En Inde, la minorité musulmane s’indigne et manifeste depuis l’adoption, le 5 avril, d’un amendement controversé sur la gestion de ses propriétés caritatives et religieuses. De nombreuses voix perçoivent cette réforme comme une atteinte aux droits de la minorité. Au Bengale-Occidental, dans le district de Murshidabad, des violences ont éclaté ce vendredi 11 avril à la suite de protestations. La police a confirmé la mort de trois personnes, tandis que 118 manifestants ont été arrêtés et au moins 15 policiers blessés.

Le 5 avril dernier, l’adoption du projet de loi « Waqf » a déjà donné lieu à des débats houleux au sein du Parlement indien. Les votes ont reflété une division marquée, avec 288 députés en faveur du texte et 232 s’y opposant. Le Parlement a validé l’amendement visant à encadrer la gestion du foncier islamique, incluant des biens tels que les mosquées, les orphelinats et les cimetières.

Appelés Waqf Boards, les conseils musulmans gèrent des propriétés religieuses, pour beaucoup issues de donations anciennes. Supervisant plus de 851 000 biens d’une valeur estimée à 14,2 milliards de dollars, ces conseils figurent parmi les trois plus grands propriétaires fonciers en Inde. La nouvelle réforme exige désormais des documents officiels pour justifier la propriété de ces biens, qui étaient souvent reconnus jusque-là par l’usage ou la tradition. Elle prévoit également l’intégration de membres non musulmans au sein des conseils, tandis que l’État dispose du pouvoir de trancher en cas de litige, renforçant ainsi son contrôle sur ces propriétés. Enfin, la réforme impose la présence d’au moins deux femmes musulmanes dans chaque conseil, dans un souci de promouvoir l’égalité des genres.

« Le BJP traite depuis longtemps les minorités comme des citoyens de seconde zone »

Dans un message publié sur X (anciennement Twitter), le Premier ministre Narendra Modi a décrit l’adoption de la réforme comme un « moment charnière ». M. Modi a estimé que le système Waqf avait été, pendant des décennies, « synonyme d’opacité et de manque de responsabilité ». Il a ajouté que la nouvelle législation allait « renforcer la transparence » tout en « protégeant les droits des citoyens ». Le ministre des Affaires des minorités, Kiren Rijiju a également déclaré que l’amendement permettrait de mettre fin à la corruption, saluant une « réforme pro-musulmane ».

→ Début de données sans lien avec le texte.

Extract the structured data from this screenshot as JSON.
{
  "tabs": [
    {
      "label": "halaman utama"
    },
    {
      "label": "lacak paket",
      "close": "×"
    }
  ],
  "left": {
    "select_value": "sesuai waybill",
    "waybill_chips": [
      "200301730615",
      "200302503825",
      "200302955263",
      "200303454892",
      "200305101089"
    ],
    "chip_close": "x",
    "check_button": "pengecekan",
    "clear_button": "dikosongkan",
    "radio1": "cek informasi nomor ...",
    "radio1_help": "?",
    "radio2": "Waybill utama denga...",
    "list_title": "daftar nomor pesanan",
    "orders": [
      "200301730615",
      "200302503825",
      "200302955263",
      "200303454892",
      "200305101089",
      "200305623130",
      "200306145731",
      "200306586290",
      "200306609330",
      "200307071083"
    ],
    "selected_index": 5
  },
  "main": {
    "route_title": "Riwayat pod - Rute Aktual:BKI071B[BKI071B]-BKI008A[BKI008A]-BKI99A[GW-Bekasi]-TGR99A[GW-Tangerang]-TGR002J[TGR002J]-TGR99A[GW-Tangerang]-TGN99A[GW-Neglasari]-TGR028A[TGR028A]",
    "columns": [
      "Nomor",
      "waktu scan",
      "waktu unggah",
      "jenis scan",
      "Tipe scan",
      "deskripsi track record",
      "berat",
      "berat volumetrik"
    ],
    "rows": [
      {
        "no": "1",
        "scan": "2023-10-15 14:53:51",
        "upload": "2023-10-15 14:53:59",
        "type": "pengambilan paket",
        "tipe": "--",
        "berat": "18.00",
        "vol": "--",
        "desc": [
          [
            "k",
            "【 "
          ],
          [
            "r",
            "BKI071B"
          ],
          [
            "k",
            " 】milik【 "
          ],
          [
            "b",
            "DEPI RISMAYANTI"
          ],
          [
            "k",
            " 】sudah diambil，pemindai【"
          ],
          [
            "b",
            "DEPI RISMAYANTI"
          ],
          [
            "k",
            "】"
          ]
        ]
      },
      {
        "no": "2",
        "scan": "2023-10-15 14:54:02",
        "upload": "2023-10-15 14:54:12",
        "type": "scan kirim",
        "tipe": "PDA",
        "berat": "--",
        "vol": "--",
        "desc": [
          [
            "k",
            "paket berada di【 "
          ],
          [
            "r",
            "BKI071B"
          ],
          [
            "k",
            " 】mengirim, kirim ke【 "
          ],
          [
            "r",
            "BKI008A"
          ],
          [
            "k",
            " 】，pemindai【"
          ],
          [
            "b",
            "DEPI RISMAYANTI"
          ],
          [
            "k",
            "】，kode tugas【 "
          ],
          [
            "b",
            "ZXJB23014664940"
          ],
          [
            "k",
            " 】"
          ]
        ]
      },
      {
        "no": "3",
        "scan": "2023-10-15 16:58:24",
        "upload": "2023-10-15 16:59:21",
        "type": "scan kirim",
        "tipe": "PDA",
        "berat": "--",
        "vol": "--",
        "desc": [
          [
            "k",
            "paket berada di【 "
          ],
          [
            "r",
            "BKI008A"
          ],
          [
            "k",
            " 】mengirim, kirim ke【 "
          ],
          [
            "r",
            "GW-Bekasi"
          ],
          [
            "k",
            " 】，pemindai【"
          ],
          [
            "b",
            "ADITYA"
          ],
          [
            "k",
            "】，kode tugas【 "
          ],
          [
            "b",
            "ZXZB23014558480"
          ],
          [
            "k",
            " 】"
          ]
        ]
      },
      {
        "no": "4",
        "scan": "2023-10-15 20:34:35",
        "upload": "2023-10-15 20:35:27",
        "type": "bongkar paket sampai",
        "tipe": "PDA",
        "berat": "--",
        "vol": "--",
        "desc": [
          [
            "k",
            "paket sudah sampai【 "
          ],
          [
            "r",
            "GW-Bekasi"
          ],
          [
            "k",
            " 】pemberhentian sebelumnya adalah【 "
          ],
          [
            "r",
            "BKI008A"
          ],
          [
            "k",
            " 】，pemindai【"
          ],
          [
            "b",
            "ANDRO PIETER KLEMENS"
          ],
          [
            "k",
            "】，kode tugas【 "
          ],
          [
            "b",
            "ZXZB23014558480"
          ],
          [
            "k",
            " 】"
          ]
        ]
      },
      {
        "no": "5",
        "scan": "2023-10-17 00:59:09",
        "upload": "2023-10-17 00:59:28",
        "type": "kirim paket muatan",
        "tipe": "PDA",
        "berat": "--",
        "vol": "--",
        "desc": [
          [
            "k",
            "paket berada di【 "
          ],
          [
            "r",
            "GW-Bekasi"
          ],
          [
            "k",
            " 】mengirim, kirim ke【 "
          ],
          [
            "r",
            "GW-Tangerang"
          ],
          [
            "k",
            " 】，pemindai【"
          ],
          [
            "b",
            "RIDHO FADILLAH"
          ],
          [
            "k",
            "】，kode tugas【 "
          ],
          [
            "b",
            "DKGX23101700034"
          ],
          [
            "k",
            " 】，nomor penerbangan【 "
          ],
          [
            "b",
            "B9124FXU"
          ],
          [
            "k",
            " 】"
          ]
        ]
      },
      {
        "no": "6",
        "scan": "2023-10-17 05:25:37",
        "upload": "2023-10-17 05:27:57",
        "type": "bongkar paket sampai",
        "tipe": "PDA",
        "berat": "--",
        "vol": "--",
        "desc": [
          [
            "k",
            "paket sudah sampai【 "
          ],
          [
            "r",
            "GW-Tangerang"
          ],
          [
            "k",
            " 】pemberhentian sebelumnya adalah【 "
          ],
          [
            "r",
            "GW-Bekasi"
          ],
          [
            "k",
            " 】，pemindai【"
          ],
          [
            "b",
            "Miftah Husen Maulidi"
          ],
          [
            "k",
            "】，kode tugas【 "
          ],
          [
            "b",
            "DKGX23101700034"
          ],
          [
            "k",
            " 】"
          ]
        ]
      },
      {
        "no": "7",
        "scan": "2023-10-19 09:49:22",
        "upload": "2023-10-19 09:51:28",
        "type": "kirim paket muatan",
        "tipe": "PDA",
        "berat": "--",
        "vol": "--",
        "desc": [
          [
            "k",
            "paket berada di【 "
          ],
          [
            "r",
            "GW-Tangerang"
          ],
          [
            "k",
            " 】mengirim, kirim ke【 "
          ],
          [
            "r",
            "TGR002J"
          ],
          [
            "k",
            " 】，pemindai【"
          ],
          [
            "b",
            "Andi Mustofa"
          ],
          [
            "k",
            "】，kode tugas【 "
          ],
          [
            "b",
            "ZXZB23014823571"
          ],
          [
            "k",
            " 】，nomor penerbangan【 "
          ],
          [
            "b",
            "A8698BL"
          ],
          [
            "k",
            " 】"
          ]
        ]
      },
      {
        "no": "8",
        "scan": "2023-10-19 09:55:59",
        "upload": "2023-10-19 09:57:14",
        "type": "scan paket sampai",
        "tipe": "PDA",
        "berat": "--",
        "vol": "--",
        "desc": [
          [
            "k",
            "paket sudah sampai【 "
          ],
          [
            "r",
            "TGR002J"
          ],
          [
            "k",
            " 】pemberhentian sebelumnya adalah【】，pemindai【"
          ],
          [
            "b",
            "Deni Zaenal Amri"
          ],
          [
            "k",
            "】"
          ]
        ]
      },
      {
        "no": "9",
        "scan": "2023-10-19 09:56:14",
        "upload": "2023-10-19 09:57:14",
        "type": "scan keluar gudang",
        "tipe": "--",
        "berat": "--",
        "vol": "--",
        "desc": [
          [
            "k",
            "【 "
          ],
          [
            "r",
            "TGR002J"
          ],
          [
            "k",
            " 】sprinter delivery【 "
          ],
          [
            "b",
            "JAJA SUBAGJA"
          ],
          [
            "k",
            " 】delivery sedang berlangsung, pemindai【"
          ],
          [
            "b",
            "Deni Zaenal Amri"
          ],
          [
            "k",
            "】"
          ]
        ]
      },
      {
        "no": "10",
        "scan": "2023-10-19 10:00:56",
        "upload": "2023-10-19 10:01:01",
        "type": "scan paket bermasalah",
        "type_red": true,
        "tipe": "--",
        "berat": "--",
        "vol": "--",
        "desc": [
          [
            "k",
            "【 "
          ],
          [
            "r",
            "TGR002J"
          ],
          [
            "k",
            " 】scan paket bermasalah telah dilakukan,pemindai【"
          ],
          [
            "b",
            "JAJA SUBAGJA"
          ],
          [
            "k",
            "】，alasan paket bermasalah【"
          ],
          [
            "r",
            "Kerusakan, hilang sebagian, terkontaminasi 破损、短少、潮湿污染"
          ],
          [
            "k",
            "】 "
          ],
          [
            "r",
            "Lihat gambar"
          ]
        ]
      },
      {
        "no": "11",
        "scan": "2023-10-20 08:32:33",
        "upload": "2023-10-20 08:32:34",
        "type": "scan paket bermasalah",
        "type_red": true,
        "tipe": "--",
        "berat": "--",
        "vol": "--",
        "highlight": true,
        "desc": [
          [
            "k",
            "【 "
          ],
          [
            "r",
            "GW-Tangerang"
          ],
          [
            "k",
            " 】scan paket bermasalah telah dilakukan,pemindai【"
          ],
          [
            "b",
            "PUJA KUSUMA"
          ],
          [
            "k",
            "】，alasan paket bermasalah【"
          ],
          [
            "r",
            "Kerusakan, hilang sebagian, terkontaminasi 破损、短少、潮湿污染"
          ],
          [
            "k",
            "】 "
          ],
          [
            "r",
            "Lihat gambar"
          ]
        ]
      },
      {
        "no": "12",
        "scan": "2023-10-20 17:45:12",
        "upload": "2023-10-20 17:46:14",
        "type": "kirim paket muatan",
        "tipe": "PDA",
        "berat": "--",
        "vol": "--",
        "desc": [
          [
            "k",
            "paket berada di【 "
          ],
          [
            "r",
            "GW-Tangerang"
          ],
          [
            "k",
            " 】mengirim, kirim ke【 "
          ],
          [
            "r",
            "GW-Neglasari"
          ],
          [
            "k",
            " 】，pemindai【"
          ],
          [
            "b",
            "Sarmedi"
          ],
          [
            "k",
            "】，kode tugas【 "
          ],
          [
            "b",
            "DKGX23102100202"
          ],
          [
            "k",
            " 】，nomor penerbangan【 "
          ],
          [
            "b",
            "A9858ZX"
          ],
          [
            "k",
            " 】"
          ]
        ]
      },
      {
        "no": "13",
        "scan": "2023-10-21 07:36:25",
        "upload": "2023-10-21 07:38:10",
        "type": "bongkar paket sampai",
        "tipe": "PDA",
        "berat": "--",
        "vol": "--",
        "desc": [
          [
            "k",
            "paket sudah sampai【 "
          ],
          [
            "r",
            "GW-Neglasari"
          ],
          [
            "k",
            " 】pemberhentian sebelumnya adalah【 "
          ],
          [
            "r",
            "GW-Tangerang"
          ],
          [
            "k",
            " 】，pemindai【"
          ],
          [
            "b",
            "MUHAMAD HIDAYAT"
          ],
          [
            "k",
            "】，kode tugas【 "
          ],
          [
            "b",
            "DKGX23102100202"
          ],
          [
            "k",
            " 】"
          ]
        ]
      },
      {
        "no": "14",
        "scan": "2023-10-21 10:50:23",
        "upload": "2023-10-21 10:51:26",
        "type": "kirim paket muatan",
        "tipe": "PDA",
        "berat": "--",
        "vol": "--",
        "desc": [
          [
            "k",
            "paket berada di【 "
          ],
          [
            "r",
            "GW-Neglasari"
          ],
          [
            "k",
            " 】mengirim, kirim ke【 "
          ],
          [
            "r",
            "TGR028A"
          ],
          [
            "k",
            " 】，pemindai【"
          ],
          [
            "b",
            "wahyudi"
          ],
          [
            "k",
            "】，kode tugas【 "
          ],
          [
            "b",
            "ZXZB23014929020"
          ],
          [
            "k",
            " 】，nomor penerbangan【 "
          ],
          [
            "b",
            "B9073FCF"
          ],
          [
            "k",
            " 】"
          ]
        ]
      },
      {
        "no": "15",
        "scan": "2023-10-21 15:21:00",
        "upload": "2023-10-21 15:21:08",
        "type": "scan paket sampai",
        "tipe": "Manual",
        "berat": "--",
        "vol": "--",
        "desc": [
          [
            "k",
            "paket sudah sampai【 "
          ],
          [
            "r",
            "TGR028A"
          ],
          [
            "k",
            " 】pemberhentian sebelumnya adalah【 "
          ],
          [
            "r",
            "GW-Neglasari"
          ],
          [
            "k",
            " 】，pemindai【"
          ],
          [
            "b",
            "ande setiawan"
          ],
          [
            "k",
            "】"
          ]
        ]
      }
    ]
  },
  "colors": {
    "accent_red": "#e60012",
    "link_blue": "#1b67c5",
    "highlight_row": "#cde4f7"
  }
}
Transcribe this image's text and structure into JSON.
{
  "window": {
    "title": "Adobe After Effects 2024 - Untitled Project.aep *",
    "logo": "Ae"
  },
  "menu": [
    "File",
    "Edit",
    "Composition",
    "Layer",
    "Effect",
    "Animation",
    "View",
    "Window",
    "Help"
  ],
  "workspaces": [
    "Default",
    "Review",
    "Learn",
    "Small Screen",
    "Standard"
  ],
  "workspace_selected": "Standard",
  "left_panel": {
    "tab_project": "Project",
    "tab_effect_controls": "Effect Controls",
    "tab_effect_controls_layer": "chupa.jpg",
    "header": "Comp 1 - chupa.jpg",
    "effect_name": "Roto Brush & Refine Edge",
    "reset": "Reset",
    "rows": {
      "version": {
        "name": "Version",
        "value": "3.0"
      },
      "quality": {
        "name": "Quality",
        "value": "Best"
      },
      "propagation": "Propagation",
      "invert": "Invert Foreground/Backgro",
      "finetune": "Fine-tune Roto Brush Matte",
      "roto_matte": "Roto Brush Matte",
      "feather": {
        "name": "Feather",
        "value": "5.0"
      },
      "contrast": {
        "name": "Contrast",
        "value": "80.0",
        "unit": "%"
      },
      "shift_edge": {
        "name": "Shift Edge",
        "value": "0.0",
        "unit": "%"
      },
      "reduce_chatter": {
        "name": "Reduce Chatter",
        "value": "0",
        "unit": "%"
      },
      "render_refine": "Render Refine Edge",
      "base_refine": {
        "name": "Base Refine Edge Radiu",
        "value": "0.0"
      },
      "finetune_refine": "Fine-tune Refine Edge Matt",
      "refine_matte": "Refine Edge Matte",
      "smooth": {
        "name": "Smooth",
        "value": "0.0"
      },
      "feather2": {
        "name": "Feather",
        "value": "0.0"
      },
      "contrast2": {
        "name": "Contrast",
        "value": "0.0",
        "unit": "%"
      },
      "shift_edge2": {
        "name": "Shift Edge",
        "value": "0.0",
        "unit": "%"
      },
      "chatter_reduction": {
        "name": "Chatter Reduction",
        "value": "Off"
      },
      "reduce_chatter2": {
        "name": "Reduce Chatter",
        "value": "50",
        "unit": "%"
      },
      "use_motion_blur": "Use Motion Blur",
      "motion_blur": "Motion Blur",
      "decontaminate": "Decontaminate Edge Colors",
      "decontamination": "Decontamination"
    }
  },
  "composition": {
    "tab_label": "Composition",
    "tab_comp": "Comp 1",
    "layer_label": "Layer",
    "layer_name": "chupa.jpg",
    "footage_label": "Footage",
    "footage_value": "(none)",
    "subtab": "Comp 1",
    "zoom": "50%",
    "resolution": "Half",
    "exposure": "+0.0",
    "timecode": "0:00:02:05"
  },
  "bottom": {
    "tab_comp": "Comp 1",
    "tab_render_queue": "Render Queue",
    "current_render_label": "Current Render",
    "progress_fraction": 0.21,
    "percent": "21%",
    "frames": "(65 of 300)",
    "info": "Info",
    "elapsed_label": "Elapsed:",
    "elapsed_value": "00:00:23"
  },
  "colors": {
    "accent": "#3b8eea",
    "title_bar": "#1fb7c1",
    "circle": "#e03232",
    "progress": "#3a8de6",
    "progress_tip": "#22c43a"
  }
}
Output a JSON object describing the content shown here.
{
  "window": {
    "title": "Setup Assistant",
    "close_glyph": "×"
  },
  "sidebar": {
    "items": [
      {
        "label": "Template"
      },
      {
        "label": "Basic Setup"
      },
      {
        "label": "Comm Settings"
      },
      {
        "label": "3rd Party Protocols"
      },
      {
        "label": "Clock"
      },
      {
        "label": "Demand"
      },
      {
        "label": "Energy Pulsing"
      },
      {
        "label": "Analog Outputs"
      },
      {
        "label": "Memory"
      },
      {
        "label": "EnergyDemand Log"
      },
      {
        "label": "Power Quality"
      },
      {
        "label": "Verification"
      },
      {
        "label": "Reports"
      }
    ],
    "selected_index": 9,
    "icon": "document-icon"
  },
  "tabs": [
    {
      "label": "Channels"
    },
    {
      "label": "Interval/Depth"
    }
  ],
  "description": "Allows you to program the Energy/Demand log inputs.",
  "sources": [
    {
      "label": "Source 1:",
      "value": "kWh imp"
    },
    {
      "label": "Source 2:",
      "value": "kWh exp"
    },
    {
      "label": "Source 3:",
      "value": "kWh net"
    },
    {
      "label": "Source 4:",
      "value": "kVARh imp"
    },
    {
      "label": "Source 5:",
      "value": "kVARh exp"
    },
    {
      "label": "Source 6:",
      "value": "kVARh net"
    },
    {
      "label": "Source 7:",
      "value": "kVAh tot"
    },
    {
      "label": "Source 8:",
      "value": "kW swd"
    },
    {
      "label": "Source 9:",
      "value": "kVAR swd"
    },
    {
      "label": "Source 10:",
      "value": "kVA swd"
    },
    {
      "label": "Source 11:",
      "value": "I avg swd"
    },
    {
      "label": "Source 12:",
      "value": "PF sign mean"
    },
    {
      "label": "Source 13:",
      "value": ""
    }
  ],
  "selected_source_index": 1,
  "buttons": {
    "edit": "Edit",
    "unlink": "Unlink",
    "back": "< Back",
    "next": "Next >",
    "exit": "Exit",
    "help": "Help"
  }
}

Cette législation s’inscrit dans un climat de tensions entre la communauté musulmane et le gouvernement nationaliste hindou de Narendra Modi. Les voix critiques perçoivent cette loi comme une menace portant sur leur présence historique et spirituelle en Inde. L’opposition et les organisations islamiques dénoncent une atteinte aux droits constitutionnels de la minorité, déjà fragilisée par la politique du Bharatiya Janata Party (BJP) depuis son arrivée au pouvoir en 2014. Ses détracteurs craignent que la loi ne serve à démanteler le patrimoine musulman, alors que les nationalistes hindous réclament déjà la restitution de terrains de mosquées à travers le pays. De leur côté, les nationalistes hindous rejettent toute accusation de discrimination religieuse.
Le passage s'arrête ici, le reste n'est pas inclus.